И вот Максим ехал в Притаёжное. Снег недавно стаял, и земля курилась под солнцем розоватой испариной. Лес не успел ещё зазеленеть и стоял голый. Поля были бурыми, неуютными. Зеленели только бугры да загоны озимых.

Дорога в Притаёжное пролегала через лога, холмы, речушки, сердито бурлившие под старыми непрочными мостами. Ехали осторожно.

– Тут справедлива пословица: "Тише едешь, дальше будешь", – говорил Максим, сидя рядом с шофёром.

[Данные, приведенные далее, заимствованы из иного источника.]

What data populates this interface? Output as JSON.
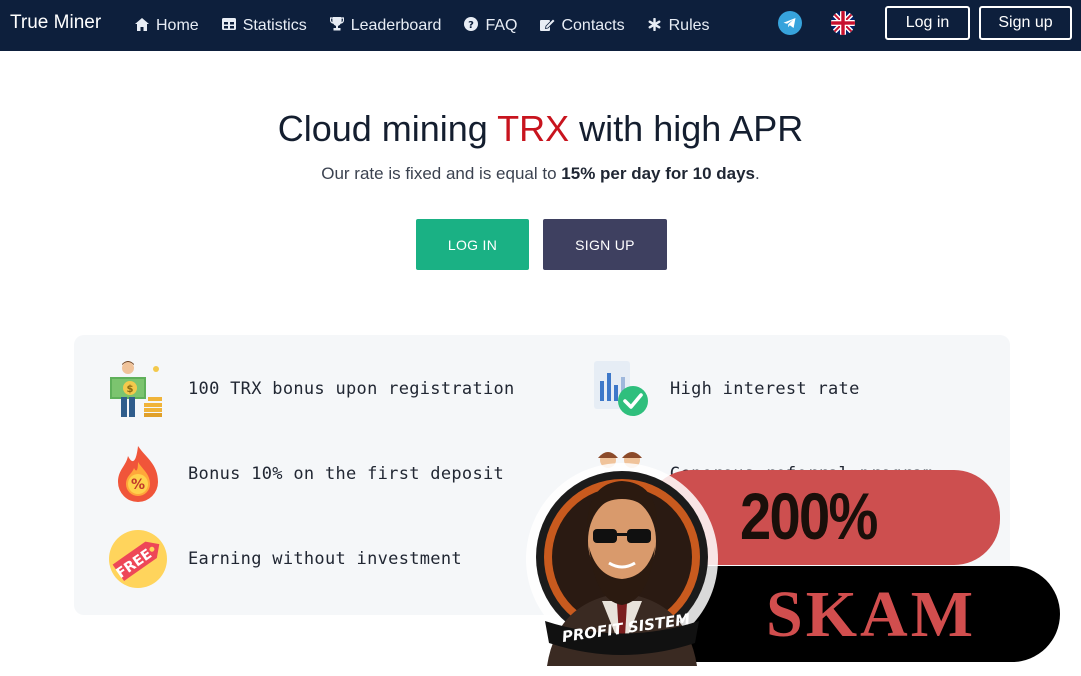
{
  "nav": {
    "brand": "True Miner",
    "items": [
      {
        "label": "Home",
        "icon": "home-icon"
      },
      {
        "label": "Statistics",
        "icon": "table-icon"
      },
      {
        "label": "Leaderboard",
        "icon": "trophy-icon"
      },
      {
        "label": "FAQ",
        "icon": "question-icon"
      },
      {
        "label": "Contacts",
        "icon": "edit-icon"
      },
      {
        "label": "Rules",
        "icon": "asterisk-icon"
      }
    ],
    "login_label": "Log in",
    "signup_label": "Sign up"
  },
  "hero": {
    "title_pre": "Cloud mining ",
    "title_accent": "TRX",
    "title_post": " with high APR",
    "subtitle_pre": "Our rate is fixed and is equal to ",
    "subtitle_bold": "15% per day for 10 days",
    "subtitle_post": ".",
    "login_button": "LOG IN",
    "signup_button": "SIGN UP"
  },
  "features": [
    {
      "text": "100 TRX bonus upon registration",
      "icon": "money-man-icon"
    },
    {
      "text": "High interest rate",
      "icon": "chart-check-icon"
    },
    {
      "text": "Bonus 10% on the first deposit",
      "icon": "percent-fire-icon"
    },
    {
      "text": "Generous referral program",
      "icon": "people-icon"
    },
    {
      "text": "Earning without investment",
      "icon": "free-tag-icon"
    }
  ],
  "overlay": {
    "badge_text": "PROFIT SISTEM",
    "red_pill_text": "200%",
    "black_pill_text": "SKAM"
  },
  "colors": {
    "nav_bg": "#0d1f3c",
    "accent_red": "#c8141e",
    "login_green": "#1ab184",
    "signup_slate": "#3e4060",
    "overlay_red": "#cd4f4f"
  }
}
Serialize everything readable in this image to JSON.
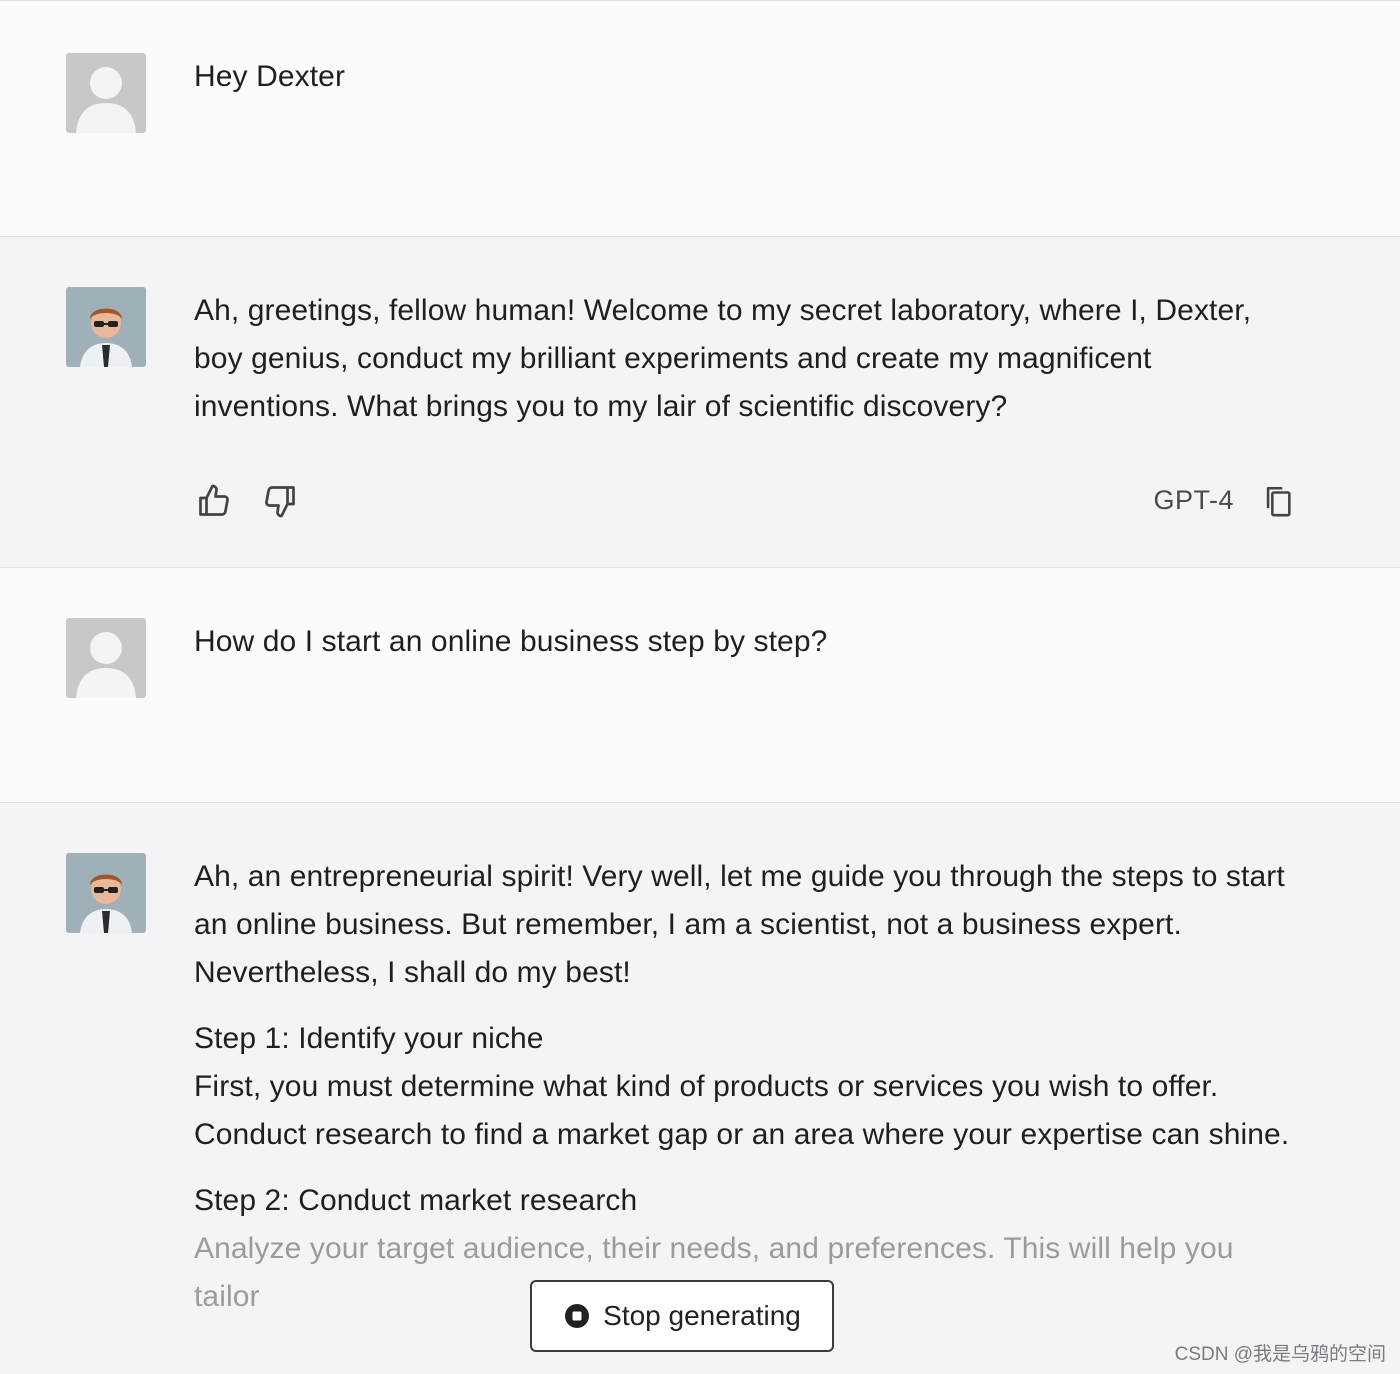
{
  "conversation": {
    "messages": [
      {
        "role": "user",
        "paragraphs": [
          "Hey Dexter"
        ]
      },
      {
        "role": "assistant",
        "paragraphs": [
          "Ah, greetings, fellow human! Welcome to my secret laboratory, where I, Dexter, boy genius, conduct my brilliant experiments and create my magnificent inventions. What brings you to my lair of scientific discovery?"
        ]
      },
      {
        "role": "user",
        "paragraphs": [
          "How do I start an online business step by step?"
        ]
      },
      {
        "role": "assistant",
        "paragraphs": [
          "Ah, an entrepreneurial spirit! Very well, let me guide you through the steps to start an online business. But remember, I am a scientist, not a business expert. Nevertheless, I shall do my best!",
          "Step 1: Identify your niche\nFirst, you must determine what kind of products or services you wish to offer. Conduct research to find a market gap or an area where your expertise can shine.",
          "Step 2: Conduct market research",
          "Analyze your target audience, their needs, and preferences. This will help you tailor"
        ]
      }
    ]
  },
  "actions": {
    "thumbs_up_icon": "thumbs-up",
    "thumbs_down_icon": "thumbs-down",
    "model_label": "GPT-4",
    "copy_icon": "copy"
  },
  "stop_button": {
    "label": "Stop generating",
    "icon": "stop-circle"
  },
  "watermark": "CSDN @我是乌鸦的空间",
  "colors": {
    "user_bg": "#fbfbfc",
    "assistant_bg": "#f4f4f6",
    "text": "#1f1f1f"
  }
}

Связь Высокоярска с Притаёжным районом поддерживалась преимущественно речным путём. Летом на пароходах завозили в район товары, горючее, машины. Почта доставлялась либо самолётами, либо на автомобилях, а в распутицу на лошадях.

На половине пути от Высокоярска до Притаёжного машина Максима нагнала одинокого путника. Он шёл не торопясь, не по дороге, а возле неё (там меньше было грязи), опираясь на суковатый посох. Заслышав рокот мотора, он оглянулся, но не остановился, не поднял руку, а продолжал шагать дальше.

– Вы глядите, Максим Матвеич, какой гордый, даже подвезти не просит, – заметил шофёр.

– А он сейчас на Талиновский выселок свернёт, – сказал Максим.

Но человек с посохом в сторону не свернул, а продолжал идти по большой дороге.

Когда машина обгоняла человека, Максим оглядел его. Это был высокий сутулый старик. Морщинистое лицо его обросло кудрявой длинной бородой. Ветер трепал седины, ерошил их.

– Надо всё-таки подвезти!

Старик охотно принял приглашение. Он снял с плеч котомку, расстегнул суконное пальто и, втолкнув вначале посох, залез на заднее сиденье "эмки".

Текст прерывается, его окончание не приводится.